Somewhere on the drive though, I kicked my lazy ass in to gear and decided I was climbing the mountain one way or the other. And, to my delight, I really enjoyed the hike. Sure, it doesn’t feature anything remarkable in terms of vegetation. There are some Engelmann oaks, many of which are burnt out from a recent fire – it’s still amazing to see how well oaks recover from fires though. And yes, it’s mostly scrub chaparral. However, the bloom is in full swing here, and many of the flowers are absolutely gorgeous and completely different from what I would see in the Santa Monicas.

And above all else, I saw a bobcat, which is just fricking cool.

Ultimately, there is no need to draw on expectations and biases here because I enjoyed Black Mountain in its own right. I enjoyed the cold breeze and the snow on the highest elevations. I enjoyed the ever expanding views, and the revelation of the Volcans and Cuyamacas once I summitted. I enjoyed the long, winding, well-maintained fire road that never taxed me too much, but still gave me a great cardio workout. I enjoyed the sunshine. I enjoyed the amazing smells that accompanied every mile of the hike. There isn’t a lot that smells better than wet chaparral drying in the early morning sun. I enjoyed way the chaparral transitions from scrubs to manzanita to sparse oak woodland to planted Coulter pines. In short, I just enjoyed an experience without letting other thoughts dampen everything.

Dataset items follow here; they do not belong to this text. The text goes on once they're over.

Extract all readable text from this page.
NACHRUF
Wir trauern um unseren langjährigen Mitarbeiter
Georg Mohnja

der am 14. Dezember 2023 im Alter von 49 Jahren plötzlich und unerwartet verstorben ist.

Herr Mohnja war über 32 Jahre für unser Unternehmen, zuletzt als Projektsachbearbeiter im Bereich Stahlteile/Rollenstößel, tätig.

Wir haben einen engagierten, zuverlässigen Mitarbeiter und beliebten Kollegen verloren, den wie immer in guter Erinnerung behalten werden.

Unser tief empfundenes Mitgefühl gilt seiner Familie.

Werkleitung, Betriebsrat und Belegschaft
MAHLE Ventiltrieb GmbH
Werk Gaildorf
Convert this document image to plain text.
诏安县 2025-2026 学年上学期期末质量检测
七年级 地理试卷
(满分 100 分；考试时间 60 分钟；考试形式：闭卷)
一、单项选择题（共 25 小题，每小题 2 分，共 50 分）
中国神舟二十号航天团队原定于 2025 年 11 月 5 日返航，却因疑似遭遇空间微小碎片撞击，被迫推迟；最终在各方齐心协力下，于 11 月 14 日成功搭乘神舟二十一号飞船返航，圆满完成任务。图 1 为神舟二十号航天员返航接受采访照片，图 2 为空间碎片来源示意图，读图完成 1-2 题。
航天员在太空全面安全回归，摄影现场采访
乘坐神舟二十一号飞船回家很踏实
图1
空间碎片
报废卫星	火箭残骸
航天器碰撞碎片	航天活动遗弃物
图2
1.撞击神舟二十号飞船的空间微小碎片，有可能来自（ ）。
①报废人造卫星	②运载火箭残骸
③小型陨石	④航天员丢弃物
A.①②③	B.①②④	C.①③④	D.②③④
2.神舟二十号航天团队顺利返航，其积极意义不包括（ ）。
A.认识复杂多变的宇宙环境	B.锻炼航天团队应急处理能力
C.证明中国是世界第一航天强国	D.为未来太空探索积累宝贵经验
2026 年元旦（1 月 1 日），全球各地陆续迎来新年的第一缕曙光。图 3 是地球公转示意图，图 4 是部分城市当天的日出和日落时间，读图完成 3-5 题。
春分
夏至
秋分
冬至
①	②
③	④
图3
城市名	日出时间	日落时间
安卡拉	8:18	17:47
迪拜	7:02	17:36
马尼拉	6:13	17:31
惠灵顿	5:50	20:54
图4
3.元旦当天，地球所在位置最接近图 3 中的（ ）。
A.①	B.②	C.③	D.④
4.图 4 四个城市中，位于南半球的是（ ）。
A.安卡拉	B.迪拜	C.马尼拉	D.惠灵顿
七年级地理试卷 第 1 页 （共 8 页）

Ultimately, expectations and biases do very little for our enjoyment. I’m finding it is best to simply take each situation/hike/moment as it comes to learn to enjoy (or not enjoy) it based on its own merits. There’s a way to make everything lesser or greater through comparison or expectation, but that process distorts what we’re really seeing and experiencing. Everything can be beautiful in its own right if given a fair, unbiased chance. Whether Black Mountain is remarkable or simply another hill in East County, it taught me a lesson about expectations that I hope I don’t soon forget.